Why did Council not fix the problem after previous abatement notices?
Council commissioned a report on the landfill in 2015 which made a number of recommendations to address historic issues at the site. The work recommended would itself have posed a risk and would have seen the site still an open face tip. Council determined that the best way to protect the environment and public health and safety was to cap and seal the landfill and that decision was made in 2016.
The same year Council contracted Waste Management to take over the day-to-day management of the site and to progress work to cap and seal the landfill. Work to progress that started in 2016 and capping and sealing was completed in 2018.

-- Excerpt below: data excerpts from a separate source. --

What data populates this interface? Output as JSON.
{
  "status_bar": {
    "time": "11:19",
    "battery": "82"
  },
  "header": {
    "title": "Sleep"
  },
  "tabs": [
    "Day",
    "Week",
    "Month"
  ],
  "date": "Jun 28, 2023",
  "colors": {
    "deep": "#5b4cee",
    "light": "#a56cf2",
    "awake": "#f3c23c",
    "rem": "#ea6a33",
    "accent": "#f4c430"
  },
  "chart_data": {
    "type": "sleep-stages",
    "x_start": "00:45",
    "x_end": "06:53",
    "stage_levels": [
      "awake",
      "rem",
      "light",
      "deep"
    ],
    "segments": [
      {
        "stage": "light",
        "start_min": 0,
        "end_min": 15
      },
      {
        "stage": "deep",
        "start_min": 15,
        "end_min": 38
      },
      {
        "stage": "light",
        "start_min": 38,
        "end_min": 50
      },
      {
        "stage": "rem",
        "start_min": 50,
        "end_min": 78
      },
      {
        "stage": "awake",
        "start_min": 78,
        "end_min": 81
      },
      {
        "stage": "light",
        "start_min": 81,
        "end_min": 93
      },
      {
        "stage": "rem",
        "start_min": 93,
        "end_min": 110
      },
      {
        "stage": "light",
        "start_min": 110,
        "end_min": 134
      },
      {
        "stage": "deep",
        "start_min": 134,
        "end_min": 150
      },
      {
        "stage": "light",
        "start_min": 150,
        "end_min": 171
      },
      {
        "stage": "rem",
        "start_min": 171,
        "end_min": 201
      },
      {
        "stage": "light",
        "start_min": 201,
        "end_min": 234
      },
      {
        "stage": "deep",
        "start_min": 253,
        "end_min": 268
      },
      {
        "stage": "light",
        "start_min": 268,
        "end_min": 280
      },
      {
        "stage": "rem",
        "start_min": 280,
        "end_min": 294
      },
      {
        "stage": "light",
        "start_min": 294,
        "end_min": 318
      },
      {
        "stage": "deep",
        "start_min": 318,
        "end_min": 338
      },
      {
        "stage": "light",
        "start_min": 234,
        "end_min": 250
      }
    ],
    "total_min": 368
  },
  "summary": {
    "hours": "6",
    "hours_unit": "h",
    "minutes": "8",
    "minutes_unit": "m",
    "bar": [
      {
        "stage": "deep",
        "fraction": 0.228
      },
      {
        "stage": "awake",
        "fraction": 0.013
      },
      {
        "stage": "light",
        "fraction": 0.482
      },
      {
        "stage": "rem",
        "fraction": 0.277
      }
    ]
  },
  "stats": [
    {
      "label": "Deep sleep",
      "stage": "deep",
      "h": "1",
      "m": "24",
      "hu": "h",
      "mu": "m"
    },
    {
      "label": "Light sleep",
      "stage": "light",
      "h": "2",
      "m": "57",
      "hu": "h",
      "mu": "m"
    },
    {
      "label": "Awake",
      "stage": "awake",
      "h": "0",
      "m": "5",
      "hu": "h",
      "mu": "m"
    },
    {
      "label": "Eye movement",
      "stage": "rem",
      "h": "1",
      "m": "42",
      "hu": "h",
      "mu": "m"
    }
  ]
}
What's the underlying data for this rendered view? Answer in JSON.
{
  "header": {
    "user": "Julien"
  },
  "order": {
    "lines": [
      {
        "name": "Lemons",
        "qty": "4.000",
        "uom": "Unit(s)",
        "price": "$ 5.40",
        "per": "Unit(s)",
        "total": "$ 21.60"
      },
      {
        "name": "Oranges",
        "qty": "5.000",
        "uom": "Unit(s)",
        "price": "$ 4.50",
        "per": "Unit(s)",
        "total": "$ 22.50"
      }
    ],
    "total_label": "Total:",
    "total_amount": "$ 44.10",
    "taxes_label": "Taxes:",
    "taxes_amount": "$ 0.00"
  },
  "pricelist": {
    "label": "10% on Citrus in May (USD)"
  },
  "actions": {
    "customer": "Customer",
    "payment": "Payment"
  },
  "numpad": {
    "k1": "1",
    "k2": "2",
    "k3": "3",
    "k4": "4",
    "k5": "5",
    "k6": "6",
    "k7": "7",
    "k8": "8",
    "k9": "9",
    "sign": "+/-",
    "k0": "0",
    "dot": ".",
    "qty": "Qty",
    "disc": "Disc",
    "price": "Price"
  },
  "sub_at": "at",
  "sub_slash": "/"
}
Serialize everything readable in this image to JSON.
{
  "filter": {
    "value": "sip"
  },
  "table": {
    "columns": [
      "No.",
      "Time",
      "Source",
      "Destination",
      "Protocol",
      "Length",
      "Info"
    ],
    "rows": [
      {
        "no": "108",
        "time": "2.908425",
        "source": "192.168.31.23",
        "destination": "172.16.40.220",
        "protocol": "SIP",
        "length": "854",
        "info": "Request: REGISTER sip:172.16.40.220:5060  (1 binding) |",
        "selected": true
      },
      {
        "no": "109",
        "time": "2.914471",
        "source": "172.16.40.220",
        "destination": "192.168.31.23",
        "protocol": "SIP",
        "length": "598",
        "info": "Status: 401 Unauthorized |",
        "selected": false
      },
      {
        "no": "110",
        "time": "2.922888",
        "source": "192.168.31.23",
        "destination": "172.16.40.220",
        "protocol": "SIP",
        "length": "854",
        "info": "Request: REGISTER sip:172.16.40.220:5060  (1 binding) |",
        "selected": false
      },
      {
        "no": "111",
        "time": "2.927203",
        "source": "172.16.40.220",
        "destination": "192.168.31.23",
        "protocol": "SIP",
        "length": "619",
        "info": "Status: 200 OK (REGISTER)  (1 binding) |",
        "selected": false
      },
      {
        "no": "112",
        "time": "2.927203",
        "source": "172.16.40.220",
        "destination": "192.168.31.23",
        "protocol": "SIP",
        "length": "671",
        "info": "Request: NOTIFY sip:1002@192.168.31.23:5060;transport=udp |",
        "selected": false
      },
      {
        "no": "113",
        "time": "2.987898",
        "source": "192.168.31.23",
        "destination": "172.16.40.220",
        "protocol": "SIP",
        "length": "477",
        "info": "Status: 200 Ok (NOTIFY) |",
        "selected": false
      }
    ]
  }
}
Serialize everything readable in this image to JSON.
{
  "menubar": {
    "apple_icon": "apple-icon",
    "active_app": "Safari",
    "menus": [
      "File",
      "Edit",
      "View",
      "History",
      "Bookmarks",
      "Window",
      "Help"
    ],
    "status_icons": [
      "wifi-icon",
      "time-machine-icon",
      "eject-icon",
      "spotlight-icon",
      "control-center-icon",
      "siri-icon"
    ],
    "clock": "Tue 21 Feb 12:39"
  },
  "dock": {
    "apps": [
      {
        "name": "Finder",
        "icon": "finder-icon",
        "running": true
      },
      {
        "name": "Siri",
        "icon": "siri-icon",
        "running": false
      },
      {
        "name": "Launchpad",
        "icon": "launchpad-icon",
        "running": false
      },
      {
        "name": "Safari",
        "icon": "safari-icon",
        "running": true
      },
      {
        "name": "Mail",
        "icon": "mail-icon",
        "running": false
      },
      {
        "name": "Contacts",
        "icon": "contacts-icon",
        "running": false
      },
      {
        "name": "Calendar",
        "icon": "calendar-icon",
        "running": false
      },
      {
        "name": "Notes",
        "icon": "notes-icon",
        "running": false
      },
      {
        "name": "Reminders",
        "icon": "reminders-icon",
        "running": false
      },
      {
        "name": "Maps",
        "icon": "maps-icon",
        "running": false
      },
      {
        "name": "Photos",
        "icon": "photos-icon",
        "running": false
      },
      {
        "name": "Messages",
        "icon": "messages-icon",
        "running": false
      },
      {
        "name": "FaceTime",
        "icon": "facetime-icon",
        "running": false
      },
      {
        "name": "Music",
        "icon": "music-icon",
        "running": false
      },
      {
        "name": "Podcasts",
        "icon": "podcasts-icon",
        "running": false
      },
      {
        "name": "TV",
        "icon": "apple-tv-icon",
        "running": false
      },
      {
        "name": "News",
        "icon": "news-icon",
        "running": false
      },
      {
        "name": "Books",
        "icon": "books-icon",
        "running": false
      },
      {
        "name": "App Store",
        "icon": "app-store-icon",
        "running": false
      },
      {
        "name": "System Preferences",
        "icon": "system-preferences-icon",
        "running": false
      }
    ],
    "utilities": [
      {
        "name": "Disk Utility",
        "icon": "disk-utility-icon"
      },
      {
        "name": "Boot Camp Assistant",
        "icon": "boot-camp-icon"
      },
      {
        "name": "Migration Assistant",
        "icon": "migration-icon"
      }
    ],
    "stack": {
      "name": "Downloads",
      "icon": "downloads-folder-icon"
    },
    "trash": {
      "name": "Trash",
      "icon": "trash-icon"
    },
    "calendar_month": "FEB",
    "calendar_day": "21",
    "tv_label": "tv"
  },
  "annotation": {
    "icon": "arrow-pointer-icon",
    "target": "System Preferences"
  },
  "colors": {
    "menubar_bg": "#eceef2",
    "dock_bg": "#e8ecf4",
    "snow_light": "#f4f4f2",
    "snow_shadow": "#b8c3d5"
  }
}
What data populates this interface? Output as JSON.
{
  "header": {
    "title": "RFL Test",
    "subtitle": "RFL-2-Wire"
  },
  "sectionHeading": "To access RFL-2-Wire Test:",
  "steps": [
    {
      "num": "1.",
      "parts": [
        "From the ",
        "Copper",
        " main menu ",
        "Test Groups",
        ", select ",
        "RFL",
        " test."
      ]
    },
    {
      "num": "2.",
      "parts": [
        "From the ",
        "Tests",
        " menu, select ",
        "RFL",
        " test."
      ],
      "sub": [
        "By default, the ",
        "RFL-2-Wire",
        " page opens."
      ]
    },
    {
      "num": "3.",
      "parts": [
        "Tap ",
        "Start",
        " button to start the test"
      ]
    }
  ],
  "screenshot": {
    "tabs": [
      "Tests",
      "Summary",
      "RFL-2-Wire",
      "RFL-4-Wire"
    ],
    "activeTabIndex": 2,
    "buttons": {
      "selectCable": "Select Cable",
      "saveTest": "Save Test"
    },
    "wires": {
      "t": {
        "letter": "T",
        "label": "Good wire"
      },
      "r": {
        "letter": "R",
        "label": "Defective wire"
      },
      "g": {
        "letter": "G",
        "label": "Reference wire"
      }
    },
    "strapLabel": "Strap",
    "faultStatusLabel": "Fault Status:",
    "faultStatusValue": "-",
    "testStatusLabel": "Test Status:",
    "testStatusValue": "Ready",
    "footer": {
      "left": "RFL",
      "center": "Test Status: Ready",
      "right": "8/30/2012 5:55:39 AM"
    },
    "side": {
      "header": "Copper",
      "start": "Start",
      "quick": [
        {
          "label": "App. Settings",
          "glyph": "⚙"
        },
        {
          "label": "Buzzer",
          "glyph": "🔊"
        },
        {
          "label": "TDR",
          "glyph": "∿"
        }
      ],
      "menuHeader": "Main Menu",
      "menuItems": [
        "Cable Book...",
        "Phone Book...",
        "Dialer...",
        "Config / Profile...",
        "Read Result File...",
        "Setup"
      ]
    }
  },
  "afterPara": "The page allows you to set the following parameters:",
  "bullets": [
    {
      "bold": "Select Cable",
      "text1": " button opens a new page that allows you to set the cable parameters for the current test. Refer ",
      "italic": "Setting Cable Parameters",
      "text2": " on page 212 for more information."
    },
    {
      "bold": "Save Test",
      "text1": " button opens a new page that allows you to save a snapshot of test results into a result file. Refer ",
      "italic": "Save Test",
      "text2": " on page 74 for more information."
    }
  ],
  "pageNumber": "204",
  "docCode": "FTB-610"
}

The work to cap and seal the landfill was a significant investment, requiring extensive engineering and earthworks.
That work took some months to complete and the weather events of March and April 2017 occurred before the work had been completed.
What is leachate?
When waste decomposes (especially organic waste) it produces gas and liquid. Leachate is the liquid produced in the landfill as a result of the breakdown of waste.
At the landfill site, the leachate is captured and directed into the wastewater system and fully treated at the Rotorua wastewater treatment plant.
Rainfall can enter into landfills naturally, which has the potential to flood and overwhelm leachate management systems. For that reason, it is important to manage stormwater so that where possible it is diverted away from leachate, and also to ensure that leachate management systems have enough capacity to not be overwhelmed.
In this case, stormwater entered the landfill. The mixed stormwater and leachate then overwhelmed and broke through the leachate system.